The Shammar, The Tribe Fighting ISIS On The Front Lines
Spread between Syria and Iraq, the Saudi-financed tribal army engages the Islamic State head-on.
RABIA — In late September 2014, as the international coalition began to engage the Islamic State (ISIS) in earnest, Iraqi Kurdish fighters and Syrian forces seized Rabia, a city near the Iraqi-Turkish border.
It was a huge victory — one of the first in the long war against ISIS. And it may not have been possible without the assistance of another key group: the Shammar, a powerful tribe from the border regions of northern Syria and Iraq.
"Rabia has been liberated, and the Shammar closely cooperate with the Kurdish Peshmerga," said Abdullah Yawar, a Shammar tribal leader, after the successful battle.
That battlefield cooperation was the beginning of a closer alliance, sealed in October 2015 with the formation of the Syrian Democratic Forces (SDF). The SDF is made up of Syrian Kurds from the People's Protection Units (YPG), Syriac Christian militias, and Sunni tribal fighters like the Shammar.
The Shammar are one of many nomadic tribes that trace their roots to present-day Jordan and Saudi Arabia, and number 14 million people today spread between Syria and Iraq but primarily in the Iraqi cities of Fallujah, Mosul, and Sinjar. Along with their Yazidi and Christian neighbors, they have been victims of atrocities by ISIS since the fall of Mosul in June 2014.
It was then that the tribe decided to arm itself and fight the Islamic State in the Nineveh plains in northern Iraq, allying with Kurds both at home and across the border.
The Shammar are proud of their close ties with Jordan and Saudi Arabia, and make a point of emphasizing the ethnic diversity of the SDF coalition. "We aren't a government army, we're tribal fighters," says the Shammar leader Sheikh Hamdi Daham Al-Hadi. "We call ourselves Al-Fasah, the emergency forces."

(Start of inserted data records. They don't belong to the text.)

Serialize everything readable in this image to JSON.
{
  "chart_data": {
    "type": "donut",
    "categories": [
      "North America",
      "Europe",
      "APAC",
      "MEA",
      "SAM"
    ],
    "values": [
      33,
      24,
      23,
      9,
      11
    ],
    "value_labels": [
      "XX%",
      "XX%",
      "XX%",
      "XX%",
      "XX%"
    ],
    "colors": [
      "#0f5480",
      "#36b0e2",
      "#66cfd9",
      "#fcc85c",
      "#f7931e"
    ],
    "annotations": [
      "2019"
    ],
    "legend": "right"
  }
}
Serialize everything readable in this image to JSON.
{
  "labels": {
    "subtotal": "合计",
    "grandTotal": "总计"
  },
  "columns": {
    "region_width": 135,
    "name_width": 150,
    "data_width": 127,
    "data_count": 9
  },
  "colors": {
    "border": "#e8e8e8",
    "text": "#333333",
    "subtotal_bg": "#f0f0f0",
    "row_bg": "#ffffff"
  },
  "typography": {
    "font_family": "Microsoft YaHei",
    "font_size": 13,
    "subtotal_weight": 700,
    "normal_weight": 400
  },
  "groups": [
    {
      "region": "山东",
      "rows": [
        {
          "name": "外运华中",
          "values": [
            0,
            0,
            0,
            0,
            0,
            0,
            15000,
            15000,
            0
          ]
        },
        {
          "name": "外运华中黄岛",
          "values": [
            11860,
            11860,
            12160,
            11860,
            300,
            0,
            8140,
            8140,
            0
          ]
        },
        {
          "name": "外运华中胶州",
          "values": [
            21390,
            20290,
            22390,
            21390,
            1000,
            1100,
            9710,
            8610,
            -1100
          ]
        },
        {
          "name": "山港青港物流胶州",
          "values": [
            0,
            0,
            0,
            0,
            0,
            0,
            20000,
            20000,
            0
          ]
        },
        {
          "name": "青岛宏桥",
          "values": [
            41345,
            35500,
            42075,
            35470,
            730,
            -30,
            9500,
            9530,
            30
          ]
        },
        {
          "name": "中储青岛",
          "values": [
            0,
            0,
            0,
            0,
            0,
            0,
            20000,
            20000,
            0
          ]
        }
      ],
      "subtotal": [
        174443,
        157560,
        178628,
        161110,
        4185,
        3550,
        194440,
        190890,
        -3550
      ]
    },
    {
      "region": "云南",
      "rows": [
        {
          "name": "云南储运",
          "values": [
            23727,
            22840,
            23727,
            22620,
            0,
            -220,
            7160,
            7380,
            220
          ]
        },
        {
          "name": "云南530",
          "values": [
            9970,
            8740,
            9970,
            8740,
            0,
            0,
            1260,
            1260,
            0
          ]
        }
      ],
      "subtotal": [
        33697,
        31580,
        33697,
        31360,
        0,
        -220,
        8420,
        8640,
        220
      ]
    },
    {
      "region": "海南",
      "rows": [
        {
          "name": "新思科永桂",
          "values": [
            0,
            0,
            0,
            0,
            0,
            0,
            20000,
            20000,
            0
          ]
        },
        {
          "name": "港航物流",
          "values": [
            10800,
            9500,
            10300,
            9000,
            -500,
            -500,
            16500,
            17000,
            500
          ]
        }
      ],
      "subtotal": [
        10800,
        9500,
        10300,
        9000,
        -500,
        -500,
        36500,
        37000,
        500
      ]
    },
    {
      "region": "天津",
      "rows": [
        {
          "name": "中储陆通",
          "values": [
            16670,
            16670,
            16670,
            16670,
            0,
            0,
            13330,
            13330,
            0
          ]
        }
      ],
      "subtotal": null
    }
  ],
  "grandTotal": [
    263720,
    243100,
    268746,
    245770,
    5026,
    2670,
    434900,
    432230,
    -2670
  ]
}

Al-Fasah controls as many as 6,000 fighters, and receives weapons and supplies from Saudi Arabia and other wealthy donors in the Gulf states. "Tribes and clans follow their own interests. If they align with ISIS, then they fight with them. But if they align with Syrian leader Bashar al-Assad then they help the regime," says Al-Hadi.
In Syria, for example, the Shammar fight beside the Kurdish YPG. But in Iraq they fight alongside the YPG's rivals, the Kurdish Peshmerga of Masoud Barzani.
Despite the overlapping allegiances, they all have a common enemy: the Islamic State. This strengthens the anti-ISIS alliance, as the inclusion of a Sunni tribe like the Shammar weakens ISIS' claim of representing downtrodden Sunnis. The Shammar often take the lead in the frontlines, coordinating offensives with their SDF allies and U.S. special forces.
This war may be their present, but the tribe is already looking toward the future. "We hope the foreign intervention will be carried out responsibly, and that the Syria of the future will be controlled by Syrians: Druze, Alawites, Kurds, Shia, and Sunnis alike," says Al-Hadi. "We live in an era of globalization, but federalism can provide new opportunities and help us avoid dictatorship."